Wednesday, March 03, 2010

A Word From Our Sponsors

A break from scribbling, always scribbling, to blurt out a few scraps of news:

I'll be attending the World Horror Convention in Brighton, where I'll be leading a creative writing workshop. Intensive fun for all (at least, that's the plan) - a few places left, I think, for those of you who already have memberships for the convention. I'll also be spending a couple of days at Eastercon, the British Science Fiction Association's annual gathering. Hope to see some of you there. Later in the year I'll be one of the guests of honour, along with Pat Cadigan and Paul Cornell, at Newcon 5, 'Northampton's only Science Fiction and Fantasy literary convention'. I guess we'll be talking about books, comics, and Doctor Who.

Just out, this fine anthology of short stories about alternate histories, edited by Ian Watson and Ian Whates, who were kind enough to include one of my stories, 'A Very British History', which explains how the space race was really won.

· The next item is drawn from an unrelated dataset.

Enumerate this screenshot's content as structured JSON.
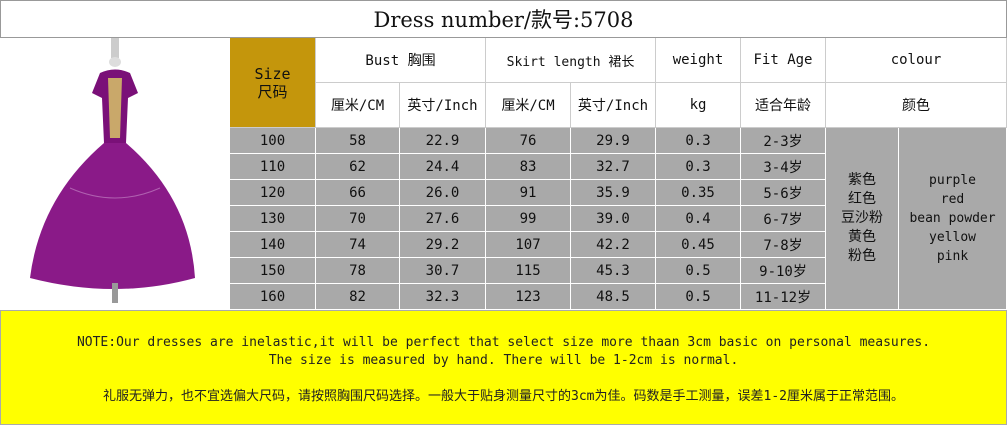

Appropriately enough, the US edition of the anthology has an alternate cover.

Coming soon, The Best of the Best New Horror, edited by the indefatigable Stephen Jones, who kindly included my proto-steampunk story 'The Temptation of Dr Stein'.

And my novella 'Crimes and Glory will feature in not one but two Best SF of the year anthologies, thanks to editors Gardner Dozois and Rich Horton, and it will also feature in AudioText's The Year’s Top Ten Tales of Science Fiction 2.

Enough already. Back to work . . .

UPDATE: in all the excitement, forgot to mention that issue #5 of the fine ezine Journey Planet (link to large .pdf), packed with all kinds of good stuff on alternate histories, features my story 'A Brief Guide to Other Histories'.

Sunday, February 28, 2010


'Jessie was trying to read science fiction but nothing she'd read so far could begin to match ordinary life on this planet, she said, for sheer unimaginableness.' Don DeLillo, Point Omega.

It holds for all fiction, of course. 'Real life' is always weirder and richer than fiction. There's more of it; it's raw and unfiltered. But science-fiction and fantasy writers are especially susceptible to the neurotic impulse to validate their imagined worlds by cramming in details and explanations and descriptions of the quotidian elements of life in their elsewheres - tours of the automatic creche, the air factory, the steam-driven information net, plumbing. There's a point quickly reached, with detail, that numbs the reader's sympathetic imagination and flattens the affect of the narrative. It's why all utopian fiction is basically unreadable.